At least 54 flights scheduled to depart Dhaka's Hazrat Shahjalal International Airport for destinations across the Middle East have been cancelled, airport authorities confirmed Sunday, as the rapidly escalating military conflict between the United States, Israel, and Iran continues to force sweeping disruptions across regional aviation networks.
The cancellations, which affected routes to the UAE, Saudi Arabia, Kuwait, Qatar, Bahrain, and Oman, left hundreds of passengers stranded inside the airport's departure terminals — many of whom had arrived hours earlier without any prior notification from their carriers. A small number of flights are expected to depart in the afternoon, though schedules remain subject to change with little warning.
The scenes at Shahjalal Airport on Sunday morning reflected a wider reality playing out across South Asian aviation hubs, as airlines operating in Middle Eastern airspace recalibrate their operations in real time against a conflict whose geographic boundaries are still shifting.
Why Middle East airspace is under pressure
The flight cancellations are a direct downstream consequence of the military situation now unfolding across the region. Following US and Israeli strikes on Iranian territory — which targeted sites including the Natanz nuclear facility and command infrastructure — Iran's Civil Aviation Organisation issued advisories affecting airspace over Iranian territory. Subsequently, several Gulf states raised their own airspace alert levels as a precautionary measure.
Airlines operating long-haul routes through the Gulf corridor routinely pass through or near Iranian-controlled airspace. With that corridor now carrying elevated risk — both from active military operations and from unpredictable Iranian air defense responses — carriers have begun rerouting, delaying, or cancelling services rather than assume liability for flights through contested zones.

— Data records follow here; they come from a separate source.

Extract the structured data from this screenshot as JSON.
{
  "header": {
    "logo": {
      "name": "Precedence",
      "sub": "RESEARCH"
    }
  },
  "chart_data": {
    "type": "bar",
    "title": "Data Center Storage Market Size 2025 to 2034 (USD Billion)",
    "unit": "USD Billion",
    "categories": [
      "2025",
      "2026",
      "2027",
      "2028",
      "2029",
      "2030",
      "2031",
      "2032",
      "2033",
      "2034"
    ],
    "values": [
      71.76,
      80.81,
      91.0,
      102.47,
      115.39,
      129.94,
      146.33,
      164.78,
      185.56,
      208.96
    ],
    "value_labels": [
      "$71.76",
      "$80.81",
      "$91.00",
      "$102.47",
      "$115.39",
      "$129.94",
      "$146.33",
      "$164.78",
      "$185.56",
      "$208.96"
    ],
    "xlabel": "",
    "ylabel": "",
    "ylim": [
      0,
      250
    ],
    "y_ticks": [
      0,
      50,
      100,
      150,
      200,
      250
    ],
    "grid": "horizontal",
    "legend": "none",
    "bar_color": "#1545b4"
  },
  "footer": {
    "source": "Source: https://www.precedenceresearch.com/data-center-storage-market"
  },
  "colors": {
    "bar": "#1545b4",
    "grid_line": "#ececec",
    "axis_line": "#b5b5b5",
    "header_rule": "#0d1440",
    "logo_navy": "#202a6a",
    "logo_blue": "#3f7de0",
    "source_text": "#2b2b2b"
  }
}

The situation is not unique to Bangladesh. Flights from India, Pakistan, Sri Lanka, and the Philippines — all countries with large labor migrant populations in the Gulf — are reporting similar disruptions. But the impact in Bangladesh carries particular economic weight. An estimated 2.5 million Bangladeshi workers are employed across the Gulf states, many of them on time-sensitive work visas and employment contracts with limited flexibility for delayed return.